There’s a gold rush on in biotech as AI and other tools are used to find new drugs and treatments. With $5.5 million in new funding, Scala Biodesign is focusing these methods on a related problem: making existing or promising drugs more practical by tweaking them one (or more) molecule at at time.
The founders spun the company out of research done at the Weizmann Institute of Science in Tel Aviv around predicting the 3D structure and behavior of proteins. AlphaFold and RoseTTAfold blew the doors off the field in recent years, and by combining their capabilities with other data, Scala’s founders say they can accelerate one of the slowest aspects of engineering therapeutic molecules.
There are many potential drugs out there that perform some useful function, but are in other ways unsuitable for mass manufacturing or distribution — for instance, they break up at room temperature, or when exposed to a body’s natural chemical environment. A more robust version might involve swapping out one small piece of the molecule… but which piece, and what do you swap in?

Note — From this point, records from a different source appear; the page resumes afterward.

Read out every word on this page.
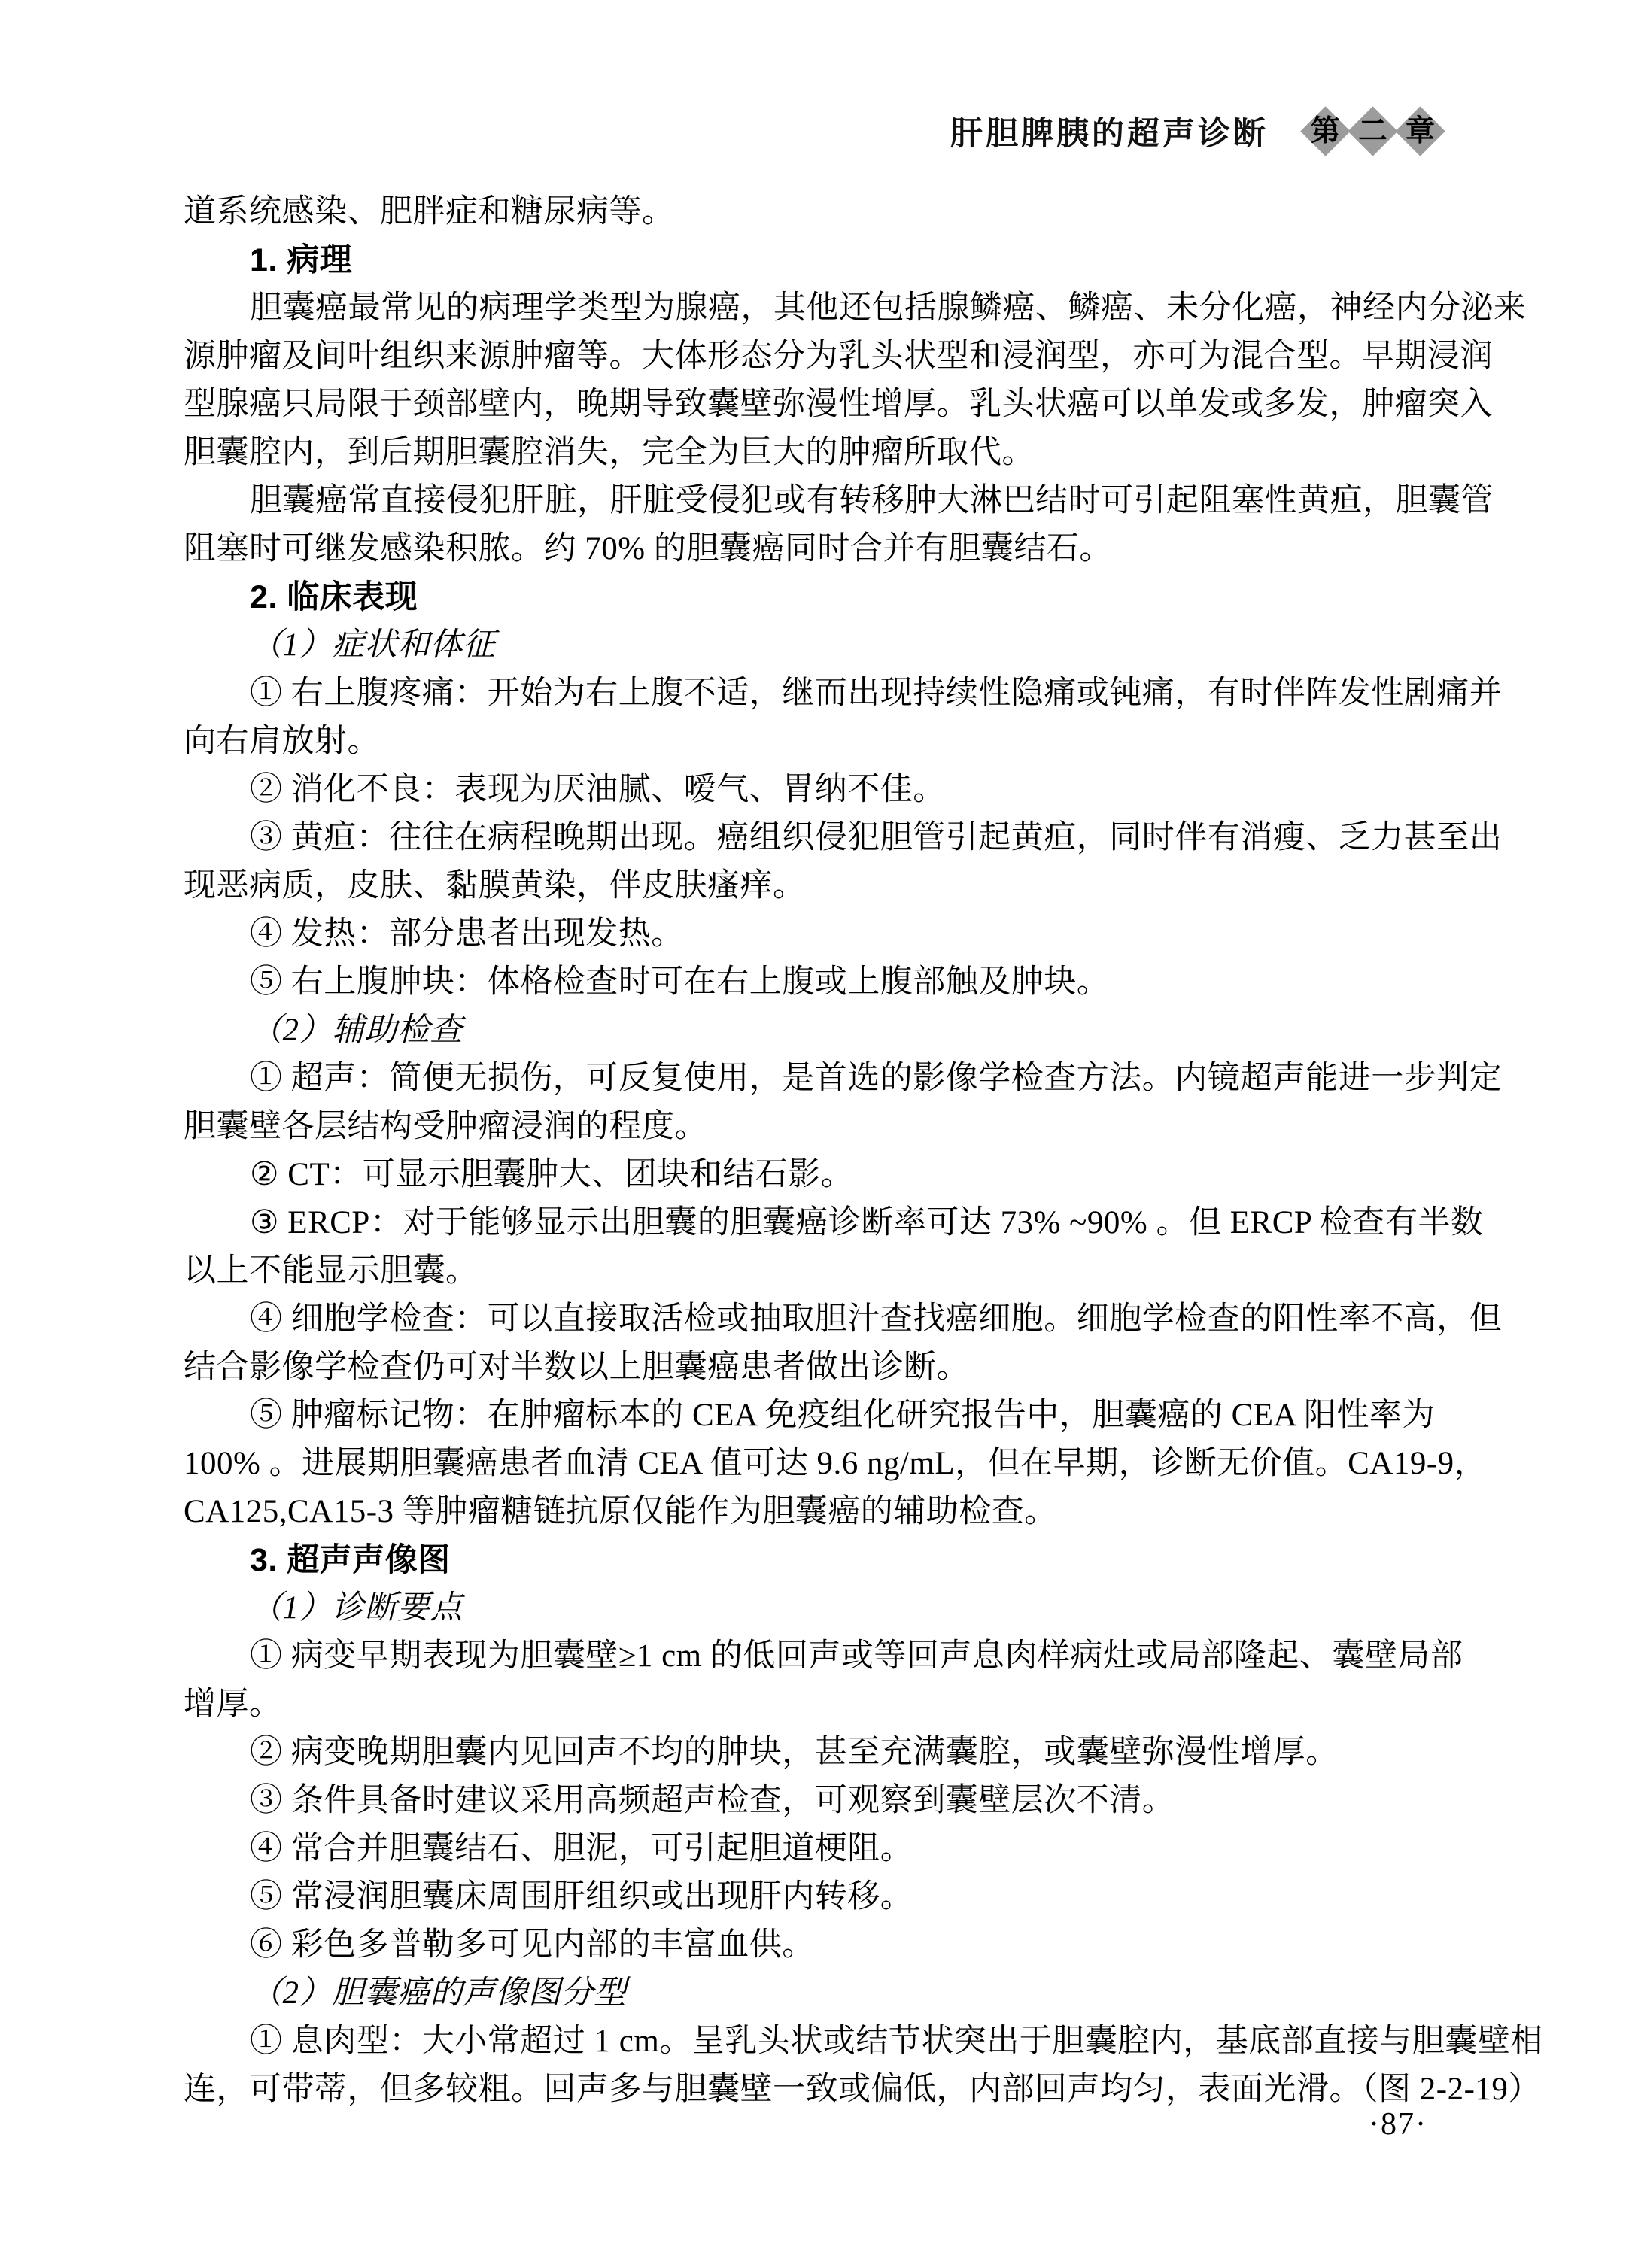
肝胆脾胰的超声诊断 第 二 章
道系统感染、肥胖症和糖尿病等。
1. 病理
胆囊癌最常见的病理学类型为腺癌，其他还包括腺鳞癌、鳞癌、未分化癌，神经内分泌来
源肿瘤及间叶组织来源肿瘤等。大体形态分为乳头状型和浸润型，亦可为混合型。早期浸润
型腺癌只局限于颈部壁内，晚期导致囊壁弥漫性增厚。乳头状癌可以单发或多发，肿瘤突入
胆囊腔内，到后期胆囊腔消失，完全为巨大的肿瘤所取代。
胆囊癌常直接侵犯肝脏，肝脏受侵犯或有转移肿大淋巴结时可引起阻塞性黄疸，胆囊管
阻塞时可继发感染积脓。约 70% 的胆囊癌同时合并有胆囊结石。
2. 临床表现
（1）症状和体征
① 右上腹疼痛：开始为右上腹不适，继而出现持续性隐痛或钝痛，有时伴阵发性剧痛并
向右肩放射。
② 消化不良：表现为厌油腻、嗳气、胃纳不佳。
③ 黄疸：往往在病程晚期出现。癌组织侵犯胆管引起黄疸，同时伴有消瘦、乏力甚至出
现恶病质，皮肤、黏膜黄染，伴皮肤瘙痒。
④ 发热：部分患者出现发热。
⑤ 右上腹肿块：体格检查时可在右上腹或上腹部触及肿块。
（2）辅助检查
① 超声：简便无损伤，可反复使用，是首选的影像学检查方法。内镜超声能进一步判定
胆囊壁各层结构受肿瘤浸润的程度。
② CT：可显示胆囊肿大、团块和结石影。
③ ERCP：对于能够显示出胆囊的胆囊癌诊断率可达 73% ~90% 。但 ERCP 检查有半数
以上不能显示胆囊。
④ 细胞学检查：可以直接取活检或抽取胆汁查找癌细胞。细胞学检查的阳性率不高，但
结合影像学检查仍可对半数以上胆囊癌患者做出诊断。
⑤ 肿瘤标记物：在肿瘤标本的 CEA 免疫组化研究报告中，胆囊癌的 CEA 阳性率为
100% 。进展期胆囊癌患者血清 CEA 值可达 9.6 ng/mL，但在早期，诊断无价值。CA19-9，
CA125,CA15-3 等肿瘤糖链抗原仅能作为胆囊癌的辅助检查。
3. 超声声像图
（1）诊断要点
① 病变早期表现为胆囊壁≥1 cm 的低回声或等回声息肉样病灶或局部隆起、囊壁局部
增厚。
② 病变晚期胆囊内见回声不均的肿块，甚至充满囊腔，或囊壁弥漫性增厚。
③ 条件具备时建议采用高频超声检查，可观察到囊壁层次不清。
④ 常合并胆囊结石、胆泥，可引起胆道梗阻。
⑤ 常浸润胆囊床周围肝组织或出现肝内转移。
⑥ 彩色多普勒多可见内部的丰富血供。
（2）胆囊癌的声像图分型
① 息肉型：大小常超过 1 cm。呈乳头状或结节状突出于胆囊腔内，基底部直接与胆囊壁相
连，可带蒂，但多较粗。回声多与胆囊壁一致或偏低，内部回声均匀，表面光滑。（图 2-2-19）
·87·
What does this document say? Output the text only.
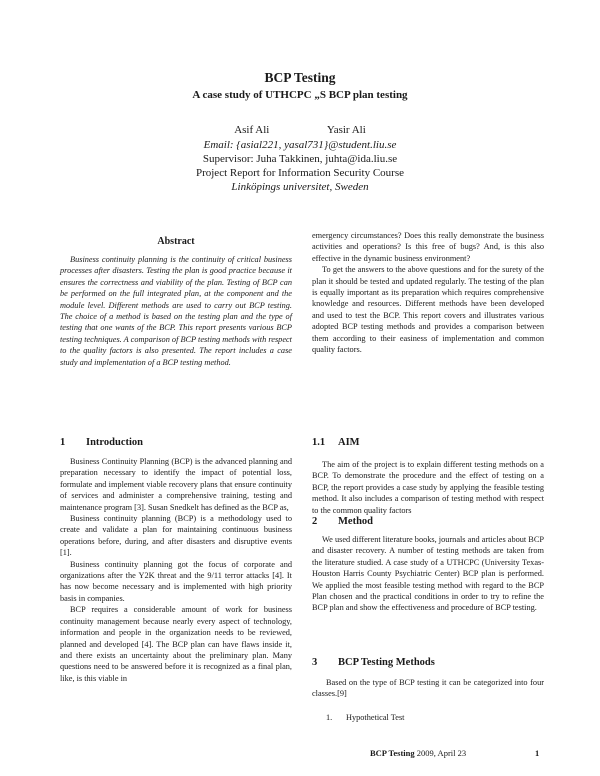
BCP Testing
A case study of UTHCPC „S BCP plan testing
Asif Ali	Yasir Ali
Email: {asial221, yasal731}@student.liu.se
Supervisor: Juha Takkinen, juhta@ida.liu.se
Project Report for Information Security Course
Linköpings universitet, Sweden
Abstract

Business continuity planning is the continuity of critical business processes after disasters. Testing the plan is good practice because it ensures the correctness and viability of the plan. Testing of BCP can be performed on the full integrated plan, at the component and the module level. Different methods are used to carry out BCP testing. The choice of a method is based on the testing plan and the type of testing that one wants of the BCP. This report presents various BCP testing techniques. A comparison of BCP testing methods with respect to the quality factors is also presented. The report includes a case study and implementation of a BCP testing method.

1 Introduction

Business Continuity Planning (BCP) is the advanced planning and preparation necessary to identify the impact of potential loss, formulate and implement viable recovery plans that ensure continuity of services and administer a comprehensive training, testing and maintenance program [3]. Susan Snedkelt has defined as the BCP as,

Business continuity planning (BCP) is a methodology used to create and validate a plan for maintaining continuous business operations before, during, and after disasters and disruptive events [1].

Business continuity planning got the focus of corporate and organizations after the Y2K threat and the 9/11 terror attacks [4]. It has now become necessary and is implemented with high priority basis in companies.

BCP requires a considerable amount of work for business continuity management because nearly every aspect of technology, information and people in the organization needs to be reviewed, planned and developed [4]. The BCP plan can have flaws inside it, and there exists an uncertainty about the preliminary plan. Many questions need to be answered before it is recognized as a final plan, like, is this viable in

emergency circumstances? Does this really demonstrate the business activities and operations? Is this free of bugs? And, is this also effective in the dynamic business environment?

To get the answers to the above questions and for the surety of the plan it should be tested and updated regularly. The testing of the plan is equally important as its preparation which requires comprehensive knowledge and resources. Different methods have been developed and used to test the BCP. This report covers and illustrates various adopted BCP testing methods and provides a comparison between them according to their easiness of implementation and common quality factors.

1.1 AIM

The aim of the project is to explain different testing methods on a BCP. To demonstrate the procedure and the effect of testing on a BCP, the report provides a case study by applying the feasible testing method. It also includes a comparison of testing method with respect to the common quality factors

2 Method

We used different literature books, journals and articles about BCP and disaster recovery. A number of testing methods are taken from the literature studied. A case study of a UTHCPC (University Texas-Houston Harris County Psychiatric Center) BCP plan is performed. We applied the most feasible testing method with regard to the BCP Plan chosen and the practical conditions in order to try to refine the BCP plan and show the effectiveness and procedure of BCP testing.

3 BCP Testing Methods

Based on the type of BCP testing it can be categorized into four classes.[9]

1. Hypothetical Test
BCP Testing 2009, April 23	1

“Protein development process is very complex, and even in large companies it’s largely trial and error,” said CEO and co-founder Ravit Netzer. “Scientists engineer them by some flavor of random mutagenesis. But now that we know the structures of these proteins, it’s clear that randomly changing things is not really an option.”
As an example: A small protein that’s a chain of 100 amino acids, with 20 options for each of those 100 positions, has so many possibilities to test that you could do so until the sun burned out and still not exhaust them. And indeed, many such attempts to randomly hit on an improvement either take a long time to get results or simply fail and cost millions.
Scala co-founders Ravit Netzer (left) and Adi Goldenzweig.
Scala co-founders Ravit Netzer (left) and Adi Goldenzweig.
It’s a bit like changing one word of a paragraph to a random one from the dictionary and hoping it gets your point across better, when what you need is a thesaurus. (Trust a writer to come up with a tortured metaphor like this one.)
Scala has combined protein structure prediction with clinical data and observations of naturally occurring proteins to produce a system that can home in on changes that accomplish a given outcome. Improving stability, amplifying effect, easing manufacture, there are plenty of ways that almost-there proteins can graduate to useful and effective levels.
It’s all computational — no wet lab — and they ultimately provide a small number of high confidence sequences, one of which they are sure will at least move things in the right direction.
The malaria vaccine candidate, before and after modification.
The malaria vaccine candidate, before and after modification.
As a real-world example, one lab was working on a naturally occurring protein that works as a malaria vaccine. The problem is that it is sensitive to temperature, and likely wouldn’t survive transport or storage.
“They knew they had a problem with thermal stability. They gave one input and got three outputs, went with the best one, and it’s now in clinical trials,” said CTO and co-founder Adi Goldenzweig. “Ideally we would provide one option and be 100% confident, but we’re not there yet. But people often go through tens of thousands.”
They added that this is not simply switching one amino acid for another, but that in larger proteins they may be swapping in dozens at at time. “You won’t find anybody doing that, over 50 mutations in one shot,” Goldenzweig pointed out.
“I think we have a very unique range and depth of validation — a track record of successful protein design in very diverse applications. Antibodies, enzymes you name it,” said Netzer. “We have shown time and again that you can actually design major improvements to proteins — we want to prove this can be done at scale, not just as a PhD project.” (Hence the company’s name.)
Currently the company is working with some unnamed pharmaceutical companies and labs, and remaining flexible as far as the licensing and business model goes. Providing and proving out the service is the priority, not establishing their own biological IP, though they don’t rule that out for the future.
“As a seed company we can’t do everything, so we’re focusing on working with companies, showing them our tech. The way to work with them is to not complicate things,” Netzer explained.
The company’s $5.5 million seed funding round, led by TLV partners, is their first. Having emerged from stealth, they will be pursuing more partnerships and studies, with the hopes of making protein engineering as easy as checking your email.